Uma das análises mais preocupantes do dia veio do grupo de pesquisadores responsáveis pelo “Orçamento Global de Carbono”, estudo que mede quanto CO₂ o mundo ainda pode emitir antes de ultrapassar limites considerados perigosos.

Segundo eles, as emissões globais devem aumentar 1,1% em 2025, quando deveriam estar caindo rapidamente. Se esse ritmo continuar, o mundo tem apenas quatro anos antes de esgotar o orçamento compatível com o limite de aquecimento de 1,5 °C, meta estabelecida no Acordo de Paris.

Atingir esse limite significa reduzir o risco de eventos extremos, como enchentes, ondas de calor intensas, tempestades violentas e prejuízos econômicos maiores. Os cientistas reforçaram que adaptações, como obras contra alagamentos, energia mais confiável, moradia adequada e saneamento, precisam ganhar espaço nas decisões da COP30.

Debates culturais e políticos movimentam programação paralela

A cidade de Belém também viveu uma agenda intensa fora dos pavilhões. O cantor Ney Matogrosso apresentou um show no Theatro da Paz com renda destinada à proteção do Pantanal, em 13 de novembro. A plateia contou com autoridades como a primeira-dama Janja Silva e as ministras Margareth Menezes e Anielle Franco.

Movimentos sociais organizaram atos e painéis, enquanto coletivos da Cúpula dos Povos se preparavam para a Marcha Mundial pelo Clima, que ocorre no sábado, 15 de novembro. A expectativa é reunir milhares de pessoas de diversos países exigindo demarcação de territórios tradicionais, financiamento climático e ações de adaptação.

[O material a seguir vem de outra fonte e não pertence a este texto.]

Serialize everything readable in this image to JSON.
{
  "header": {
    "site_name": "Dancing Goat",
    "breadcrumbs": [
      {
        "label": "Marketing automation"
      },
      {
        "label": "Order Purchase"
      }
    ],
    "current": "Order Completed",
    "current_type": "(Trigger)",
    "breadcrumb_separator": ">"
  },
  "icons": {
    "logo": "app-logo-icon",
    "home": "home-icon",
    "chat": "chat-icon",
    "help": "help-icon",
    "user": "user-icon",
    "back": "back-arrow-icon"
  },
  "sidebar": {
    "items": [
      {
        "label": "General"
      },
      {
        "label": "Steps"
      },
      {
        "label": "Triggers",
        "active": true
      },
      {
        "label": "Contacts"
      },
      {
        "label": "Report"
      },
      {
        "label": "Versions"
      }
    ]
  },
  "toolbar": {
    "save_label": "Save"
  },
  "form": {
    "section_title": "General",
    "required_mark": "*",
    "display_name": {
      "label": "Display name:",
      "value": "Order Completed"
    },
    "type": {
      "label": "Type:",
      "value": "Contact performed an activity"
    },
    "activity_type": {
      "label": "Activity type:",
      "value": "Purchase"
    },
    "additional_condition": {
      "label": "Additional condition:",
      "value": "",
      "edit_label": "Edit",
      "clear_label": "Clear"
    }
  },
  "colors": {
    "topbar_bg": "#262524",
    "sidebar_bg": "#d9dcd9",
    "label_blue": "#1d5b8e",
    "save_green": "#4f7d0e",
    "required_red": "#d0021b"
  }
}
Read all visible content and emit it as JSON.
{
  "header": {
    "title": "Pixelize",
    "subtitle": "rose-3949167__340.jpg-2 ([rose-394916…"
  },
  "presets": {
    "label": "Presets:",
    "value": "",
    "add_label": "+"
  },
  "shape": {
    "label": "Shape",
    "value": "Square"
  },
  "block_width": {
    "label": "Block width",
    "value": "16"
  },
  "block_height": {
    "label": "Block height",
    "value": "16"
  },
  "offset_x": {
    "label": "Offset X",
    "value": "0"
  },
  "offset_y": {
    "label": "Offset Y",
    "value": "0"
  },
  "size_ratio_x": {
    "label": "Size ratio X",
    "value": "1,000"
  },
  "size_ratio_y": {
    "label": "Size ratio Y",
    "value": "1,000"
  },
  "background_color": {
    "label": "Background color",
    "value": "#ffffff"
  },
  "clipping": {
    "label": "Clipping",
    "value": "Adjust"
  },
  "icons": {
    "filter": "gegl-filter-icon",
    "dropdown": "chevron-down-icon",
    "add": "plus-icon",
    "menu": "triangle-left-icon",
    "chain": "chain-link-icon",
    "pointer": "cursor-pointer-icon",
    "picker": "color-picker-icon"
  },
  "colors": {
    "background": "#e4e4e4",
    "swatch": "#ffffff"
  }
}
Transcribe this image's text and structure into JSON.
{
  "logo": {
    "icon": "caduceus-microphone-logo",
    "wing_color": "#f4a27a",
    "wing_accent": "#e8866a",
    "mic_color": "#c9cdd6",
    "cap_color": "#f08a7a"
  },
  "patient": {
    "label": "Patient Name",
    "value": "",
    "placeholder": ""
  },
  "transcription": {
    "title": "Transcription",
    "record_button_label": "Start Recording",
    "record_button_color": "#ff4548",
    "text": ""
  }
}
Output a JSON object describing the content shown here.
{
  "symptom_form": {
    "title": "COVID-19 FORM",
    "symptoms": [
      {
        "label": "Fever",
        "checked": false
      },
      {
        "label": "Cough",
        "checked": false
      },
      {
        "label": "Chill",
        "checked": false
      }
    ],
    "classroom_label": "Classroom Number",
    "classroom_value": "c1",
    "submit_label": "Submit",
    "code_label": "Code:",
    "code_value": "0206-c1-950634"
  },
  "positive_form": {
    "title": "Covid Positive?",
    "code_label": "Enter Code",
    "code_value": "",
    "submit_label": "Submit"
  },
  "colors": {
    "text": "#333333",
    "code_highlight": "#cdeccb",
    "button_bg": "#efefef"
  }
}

Secretaria do Meio Ambiente e Clima do Rio de Janeiro participa de debates sobre cidades e cultura

A Secretaria do Meio Ambiente e Clima do Rio de Janeiro participou de eventos na Zona Verde, contribuindo para reflexões sobre como grandes cidades podem se adaptar aos impactos climáticos. A representante da pasta integrou o painel “Grandes Eventos e Ação Climática: cultura, resiliência e oportunidades”, que discutiu como ações culturais e políticas públicas podem fortalecer comunidades, impulsionar inovação e aumentar a capacidade de adaptação das cidades frente a eventos extremos.

O debate abordou como grandes eventos podem ir além do entretenimento e funcionar como plataformas de educação climática, inclusão social e criação de novas oportunidades econômicas. A participação do Rio destacou a importância de políticas integradas que valorizem diversidade, uso do espaço público, bem-estar e preparação urbana diante de ondas de calor, chuvas intensas e enchentes.

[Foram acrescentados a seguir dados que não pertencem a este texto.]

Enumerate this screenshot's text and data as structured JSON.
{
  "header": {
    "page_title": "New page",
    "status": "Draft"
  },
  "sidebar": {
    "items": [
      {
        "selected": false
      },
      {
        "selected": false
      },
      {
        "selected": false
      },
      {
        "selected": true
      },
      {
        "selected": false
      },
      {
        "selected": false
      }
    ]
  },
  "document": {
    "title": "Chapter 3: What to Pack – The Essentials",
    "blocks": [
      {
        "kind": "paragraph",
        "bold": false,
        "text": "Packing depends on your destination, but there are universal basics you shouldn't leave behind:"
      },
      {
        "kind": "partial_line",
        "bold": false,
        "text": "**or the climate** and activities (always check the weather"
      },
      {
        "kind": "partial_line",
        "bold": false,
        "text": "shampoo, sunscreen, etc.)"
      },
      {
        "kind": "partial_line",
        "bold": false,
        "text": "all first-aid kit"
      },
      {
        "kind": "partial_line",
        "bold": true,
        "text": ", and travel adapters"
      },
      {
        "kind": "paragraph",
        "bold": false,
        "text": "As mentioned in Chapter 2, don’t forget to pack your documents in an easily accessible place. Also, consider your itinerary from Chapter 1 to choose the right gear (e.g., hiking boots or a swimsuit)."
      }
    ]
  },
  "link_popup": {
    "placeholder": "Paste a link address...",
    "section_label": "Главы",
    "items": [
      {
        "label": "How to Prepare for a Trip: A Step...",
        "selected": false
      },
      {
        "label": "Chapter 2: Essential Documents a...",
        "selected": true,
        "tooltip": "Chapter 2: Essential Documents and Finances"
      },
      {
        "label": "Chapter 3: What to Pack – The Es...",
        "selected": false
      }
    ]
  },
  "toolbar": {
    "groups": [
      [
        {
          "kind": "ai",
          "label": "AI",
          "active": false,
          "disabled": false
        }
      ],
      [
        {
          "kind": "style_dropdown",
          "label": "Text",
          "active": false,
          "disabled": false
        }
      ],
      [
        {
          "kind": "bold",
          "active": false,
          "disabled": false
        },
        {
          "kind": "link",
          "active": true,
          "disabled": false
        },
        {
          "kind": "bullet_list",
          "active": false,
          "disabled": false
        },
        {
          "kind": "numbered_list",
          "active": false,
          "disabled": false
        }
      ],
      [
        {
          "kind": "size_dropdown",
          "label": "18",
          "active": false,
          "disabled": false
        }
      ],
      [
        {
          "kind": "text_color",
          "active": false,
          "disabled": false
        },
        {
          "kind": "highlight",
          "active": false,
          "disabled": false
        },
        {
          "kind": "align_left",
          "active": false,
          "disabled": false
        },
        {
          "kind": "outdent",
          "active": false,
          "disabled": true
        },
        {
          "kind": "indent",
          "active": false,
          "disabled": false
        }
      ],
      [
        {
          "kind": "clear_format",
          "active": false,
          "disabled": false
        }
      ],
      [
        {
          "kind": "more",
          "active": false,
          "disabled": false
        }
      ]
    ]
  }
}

Ao longo de toda a COP30, a secretaria também tem acompanhado reuniões técnicas e encontros bilaterais relacionados a temas urbanos, políticas climáticas locais e iniciativas de inovação para cidades mais sustentáveis.

Entenda a COP30 e por que ela importa

A COP30 é a 30ª edição da Conferência das Partes da Convenção da ONU sobre Mudança do Clima. O encontro define compromissos globais para reduzir emissões de gases de efeito estufa e financiar ações que protejam populações vulneráveis. Cada país apresenta metas ambientais, chamadas de NDCs, e negocia regras internacionais para cumprir os acordos.

Belém foi escolhida como sede por estar no coração da Amazônia, a maior floresta tropical do mundo e essencial para equilibrar o clima global. A conferência reúne países para discutir como combater o desmatamento, financiar tecnologias limpas, apoiar populações mais vulneráveis e reduzir riscos de eventos extremos que já afetam milhões de pessoas.

Os debates e decisões da COP30 moldam políticas públicas, programas do governo, investimentos privados e novas regras de mercado, que influenciam temas muito concretos: água, energia, alimentos, saúde, transporte e moradia. Quanto mais lento for o combate ao aquecimento global, maiores são os impactos diretos no dia a dia.